696

ROYER v. RUSSELL & Co.

Circuit Court, N. D. Ohio, E. D.

November 26, 1881.

1. LETTERS PATENT—DESTRUCTION OF MODEL—MISTAKE IN DRAWING—MEASURE OF PROOF.

Where the original model which was filed in the patent-office has been destroyed, the fact that a mistake has been made in the drawings on file, on which the patent was issued, must be very clearly established before the court will allow them to be corrected.

2. SAME—GRAIN SEPARATORS.

Letters patent No. 167, 570, granted September 7, 1875, to complainant, for an improvement in grain separators, are not infringed by the defendants' machine.

In Equity.

Lucien Hill and Chas. M. Peck, for complainant.

M. D. Leggett & Co., for defendants.

WELKER, D. J. This suit is brought by the complainant against the respondents upon letters patent No. 167,570, granted September 7, 1875, to complainant for an improvement in grain-separators. The bill charges infringement, and prays for an injunction and account. The answer denies the alleged infringement, and denies that the claims were patentable in view of a large number of prior patents, to which it refers. Replication filed and heard on the evidence.

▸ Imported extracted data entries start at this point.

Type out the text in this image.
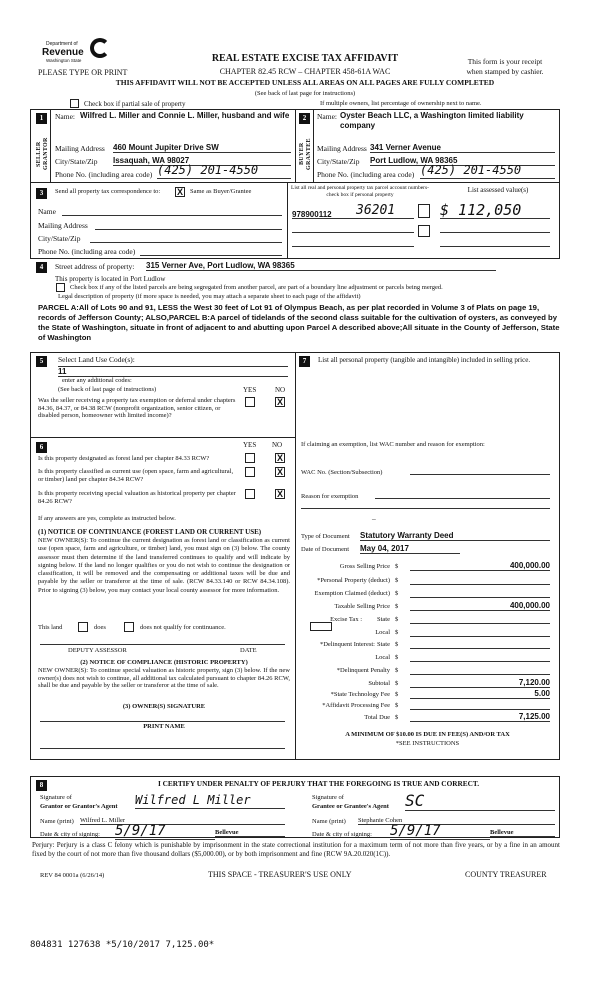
Department of
Revenue
Washington State	REAL ESTATE EXCISE TAX AFFIDAVIT
CHAPTER 82.45 RCW – CHAPTER 458-61A WAC
PLEASE TYPE OR PRINT
This form is your receipt
when stamped by cashier.
THIS AFFIDAVIT WILL NOT BE ACCEPTED UNLESS ALL AREAS ON ALL PAGES ARE FULLY COMPLETED
(See back of last page for instructions)
Check box if partial sale of property	If multiple owners, list percentage of ownership next to name.
1
SELLER GRANTOR
Name: Wilfred L. Miller and Connie L. Miller, husband and wife
Mailing Address 460 Mount Jupiter Drive SW
City/State/Zip Issaquah, WA 98027
Phone No. (including area code) (425) 201-4550
2
BUYER GRANTEE
Name: Oyster Beach LLC, a Washington limited liability company
Mailing Address 341 Verner Avenue
City/State/Zip Port Ludlow, WA 98365
Phone No. (including area code) (425) 201-4550
3	Send all property tax correspondence to: X	Same as Buyer/Grantee
Name
Mailing Address
City/State/Zip
Phone No. (including area code)
List all real and personal property tax parcel account numbers-check box if personal property
List assessed value(s)
978900112 36201	$ 112,050
4	Street address of property: 315 Verner Ave, Port Ludlow, WA 98365
This property is located in Port Ludlow
Check box if any of the listed parcels are being segregated from another parcel, are part of a boundary line adjustment or parcels being merged.
Legal description of property (if more space is needed, you may attach a separate sheet to each page of the affidavit)
PARCEL A:All of Lots 90 and 91, LESS the West 30 feet of Lot 91 of Olympus Beach, as per plat recorded in Volume 3 of Plats on page 19, records of Jefferson County; ALSO,PARCEL B:A parcel of tidelands of the second class suitable for the cultivation of oysters, as conveyed by the State of Washington, situate in front of adjacent to and abutting upon Parcel A described above;All situate in the County of Jefferson, State of Washington
5	Select Land Use Code(s):
11
enter any additional codes:
(See back of last page of instructions)	YES	NO
Was the seller receiving a property tax exemption or deferral under chapters 84.36, 84.37, or 84.38 RCW (nonprofit organization, senior citizen, or disabled person, homeowner with limited income)?
X
6	YES NO
Is this property designated as forest land per chapter 84.33 RCW?	X
Is this property classified as current use (open space, farm and agricultural, or timber) land per chapter 84.34 RCW?
X
Is this property receiving special valuation as historical property per chapter 84.26 RCW?
X
If any answers are yes, complete as instructed below.
(1) NOTICE OF CONTINUANCE (FOREST LAND OR CURRENT USE)
NEW OWNER(S): To continue the current designation as forest land or classification as current use (open space, farm and agriculture, or timber) land, you must sign on (3) below. The county assessor must then determine if the land transferred continues to qualify and will indicate by signing below. If the land no longer qualifies or you do not wish to continue the designation or classification, it will be removed and the compensating or additional taxes will be due and payable by the seller or transferor at the time of sale. (RCW 84.33.140 or RCW 84.34.108). Prior to signing (3) below, you may contact your local county assessor for more information.
This land	does	does not qualify for continuance.
DEPUTY ASSESSOR	DATE
(2) NOTICE OF COMPLIANCE (HISTORIC PROPERTY)
NEW OWNER(S): To continue special valuation as historic property, sign (3) below. If the new owner(s) does not wish to continue, all additional tax calculated pursuant to chapter 84.26 RCW, shall be due and payable by the seller or transferor at the time of sale.
(3) OWNER(S) SIGNATURE
PRINT NAME
7	List all personal property (tangible and intangible) included in selling price.
If claiming an exemption, list WAC number and reason for exemption:
WAC No. (Section/Subsection)
Reason for exemption
–
Type of Document Statutory Warranty Deed
Date of Document May 04, 2017
Gross Selling Price $	400,000.00
*Personal Property (deduct) $
Exemption Claimed (deduct) $
Taxable Selling Price $	400,000.00
Excise Tax :	State $
Local $
*Delinquent Interest: State $
Local $
*Delinquent Penalty $
Subtotal $	7,120.00
*State Technology Fee $	5.00
*Affidavit Processing Fee $
Total Due $	7,125.00
A MINIMUM OF $10.00 IS DUE IN FEE(S) AND/OR TAX
*SEE INSTRUCTIONS
8	I CERTIFY UNDER PENALTY OF PERJURY THAT THE FOREGOING IS TRUE AND CORRECT.
Signature of
Grantor or Grantor's Agent Wilfred L Miller
Name (print) Wilfred L. Miller
Date & city of signing: 5/9/17	Bellevue
Signature of
Grantee or Grantee's Agent SC
Name (print) Stephanie Cohen
Date & city of signing: 5/9/17	Bellevue
Perjury: Perjury is a class C felony which is punishable by imprisonment in the state correctional institution for a maximum term of not more than five years, or by a fine in an amount fixed by the court of not more than five thousand dollars ($5,000.00), or by both imprisonment and fine (RCW 9A.20.020(1C)).
REV 84 0001a (6/26/14)	THIS SPACE - TREASURER'S USE ONLY	COUNTY TREASURER
804831 127638 *5/10/2017 7,125.00*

In the complainant's patent the claim is stated as follows:

“Having thus fully described my invention, what I claim as new and desire to secure by letters patent is—

“The revolving rake operating in combination with the straw-deflector, S, and shaker, H, substantially as set forth.”

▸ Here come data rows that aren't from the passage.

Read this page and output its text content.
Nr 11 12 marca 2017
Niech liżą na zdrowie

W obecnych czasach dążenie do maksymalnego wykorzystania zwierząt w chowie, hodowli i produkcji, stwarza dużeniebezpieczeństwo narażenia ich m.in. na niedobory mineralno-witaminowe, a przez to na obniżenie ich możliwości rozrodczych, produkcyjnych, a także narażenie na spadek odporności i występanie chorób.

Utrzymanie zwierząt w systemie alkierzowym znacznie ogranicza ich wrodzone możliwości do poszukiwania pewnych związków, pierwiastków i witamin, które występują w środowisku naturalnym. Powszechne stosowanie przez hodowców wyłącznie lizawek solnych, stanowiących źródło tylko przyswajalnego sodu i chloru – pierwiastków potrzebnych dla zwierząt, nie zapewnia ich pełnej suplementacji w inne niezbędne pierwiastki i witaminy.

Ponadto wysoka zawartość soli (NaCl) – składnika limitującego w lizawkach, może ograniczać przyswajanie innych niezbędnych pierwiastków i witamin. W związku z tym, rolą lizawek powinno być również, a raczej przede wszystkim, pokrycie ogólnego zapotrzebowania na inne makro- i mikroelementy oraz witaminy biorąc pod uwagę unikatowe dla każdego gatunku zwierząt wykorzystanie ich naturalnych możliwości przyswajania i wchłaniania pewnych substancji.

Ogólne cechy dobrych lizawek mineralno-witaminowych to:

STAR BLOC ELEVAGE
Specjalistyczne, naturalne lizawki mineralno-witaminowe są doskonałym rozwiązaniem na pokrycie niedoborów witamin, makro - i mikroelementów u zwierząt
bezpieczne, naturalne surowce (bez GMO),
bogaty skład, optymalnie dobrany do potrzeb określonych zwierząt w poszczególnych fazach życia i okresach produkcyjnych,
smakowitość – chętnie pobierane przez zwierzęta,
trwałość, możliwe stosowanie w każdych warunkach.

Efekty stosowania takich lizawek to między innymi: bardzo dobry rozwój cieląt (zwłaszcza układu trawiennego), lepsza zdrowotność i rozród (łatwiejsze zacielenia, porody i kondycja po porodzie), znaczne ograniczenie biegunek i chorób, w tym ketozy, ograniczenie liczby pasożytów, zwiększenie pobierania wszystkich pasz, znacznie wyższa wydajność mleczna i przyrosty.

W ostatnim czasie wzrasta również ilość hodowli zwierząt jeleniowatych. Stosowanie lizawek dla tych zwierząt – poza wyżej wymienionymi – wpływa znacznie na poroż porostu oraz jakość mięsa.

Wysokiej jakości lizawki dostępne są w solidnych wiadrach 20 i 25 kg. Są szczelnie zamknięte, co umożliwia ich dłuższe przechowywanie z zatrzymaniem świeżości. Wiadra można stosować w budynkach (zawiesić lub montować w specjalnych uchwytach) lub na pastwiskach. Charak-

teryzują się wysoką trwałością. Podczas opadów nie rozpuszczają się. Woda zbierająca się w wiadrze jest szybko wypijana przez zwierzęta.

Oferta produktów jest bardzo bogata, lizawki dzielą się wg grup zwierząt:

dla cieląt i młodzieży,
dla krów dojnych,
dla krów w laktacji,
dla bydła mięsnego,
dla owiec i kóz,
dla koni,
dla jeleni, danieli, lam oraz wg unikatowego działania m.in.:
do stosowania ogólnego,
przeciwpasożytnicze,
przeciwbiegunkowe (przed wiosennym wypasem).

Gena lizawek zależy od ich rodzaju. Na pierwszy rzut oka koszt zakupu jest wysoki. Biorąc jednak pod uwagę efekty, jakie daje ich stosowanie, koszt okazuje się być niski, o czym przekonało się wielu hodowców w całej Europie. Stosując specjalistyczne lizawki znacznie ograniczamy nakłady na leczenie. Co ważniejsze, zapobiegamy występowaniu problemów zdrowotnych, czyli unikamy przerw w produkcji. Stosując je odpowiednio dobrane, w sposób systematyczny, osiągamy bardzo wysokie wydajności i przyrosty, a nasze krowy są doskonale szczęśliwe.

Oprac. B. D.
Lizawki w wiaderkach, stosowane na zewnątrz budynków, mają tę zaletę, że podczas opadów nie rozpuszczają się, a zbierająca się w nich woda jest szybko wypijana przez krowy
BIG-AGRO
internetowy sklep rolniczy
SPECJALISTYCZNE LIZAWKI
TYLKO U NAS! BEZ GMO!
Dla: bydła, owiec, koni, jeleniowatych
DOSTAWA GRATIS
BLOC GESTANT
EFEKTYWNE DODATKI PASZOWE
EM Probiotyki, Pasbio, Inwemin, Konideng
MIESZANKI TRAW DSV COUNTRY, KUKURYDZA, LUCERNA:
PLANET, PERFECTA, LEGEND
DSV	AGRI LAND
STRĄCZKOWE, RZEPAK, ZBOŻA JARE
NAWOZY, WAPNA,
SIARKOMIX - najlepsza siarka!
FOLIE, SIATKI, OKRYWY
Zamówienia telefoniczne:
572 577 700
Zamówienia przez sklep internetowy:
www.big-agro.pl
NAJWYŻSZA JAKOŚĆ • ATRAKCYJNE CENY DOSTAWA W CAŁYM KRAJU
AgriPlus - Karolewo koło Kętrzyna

This is the only claim relied upon by the complainant, and for the infringement of which this action is brought. The patent is a combination of old devices, which may be patentable where new and useful results are thereby produced. The revolving rake, the deflector, and the shaker are each separately old devices, and each had been used for many years before the complainant's patent.

It is important, in the first place, to determine what was the complainant's combination for which he received his patent. The original model filed in the patent-office has been destroyed, so that it could not be put in evidence for inspection. We have before us the drawings on file in the office—one copy put in evidence by the complainant and another copy by the respondents. In these drawings the position of the deflector in relation to the shaker or carrier seems to differ very much. In that of the respondents the deflector is shown 697 to approach the shaker so nearly as to render the machine entirely inoperative for the threshing purposes. The complainant's exhibit shows a greater space between the lower part of the deflector and the shaker, but it seems to have been altered after the printing of the drawing. We have also before us a model made by the respondents from the drawing, which shows that the machine, if so made, would be useless for the purpose of the invention. It may be, as claimed by the complainant, that the position of the deflector was in some way changed in making the drawing of the original model, and the complainant intended to give more space between it and the shaker than appears in the respondents' exhibit; but as the patent was issued on the drawings filed, it should be very clearly established that this mistake occurred, before this court should attempt to change it by a decree. On this point the evidence is somewhat conflicting, but we think the preponderance is with the defence.

The combination of these old devices, then, as made and patented by the complainant, did not produce any new or useful results. It is inoperative and without value, and would not do the work for which it was designed. If the machine as now used is practically useful, it has been made so by the changes and improvements suggested and introduced by the respondents and others. The beater and other improvements introduced by the respondents are not only necessary to a successful operation of the invention, but materially change the relations and functions of some of the different parts—notably that of the beater. The function of this part of the combination is entirely different from the functions presented for the complainant's “rotary rake.” In the specifications of the complainant's patent its function is described: “The revolving rake pulls the straw from under the straw-deflector, S, and prevents the machine from clogging at this point.” For a successful separator, it is necessary to use a beater, one or more, to stop the velocity of the straw as it leaves the threshing cylinder, and also to knock out the grain, and thereby prevent it from passing over the shaker and out among the straw. There is no need of a rake, as such, to get the straw from the deflector, it space enough is left to allow its passage. The velocity of the threshing cylinder with the enclosed box of the machine will drive the straw away from the machine.

We think, therefore, that the complainant's combination as patented has not been infringed by the respondents. This view of the case renders it unnecessary for us to determine whether any of the 698 machines referred to by the respondents anticipated the patent of the complainant.

The bill is dismissed, with costs.

BAXTER, C. J., concurs in this opinion.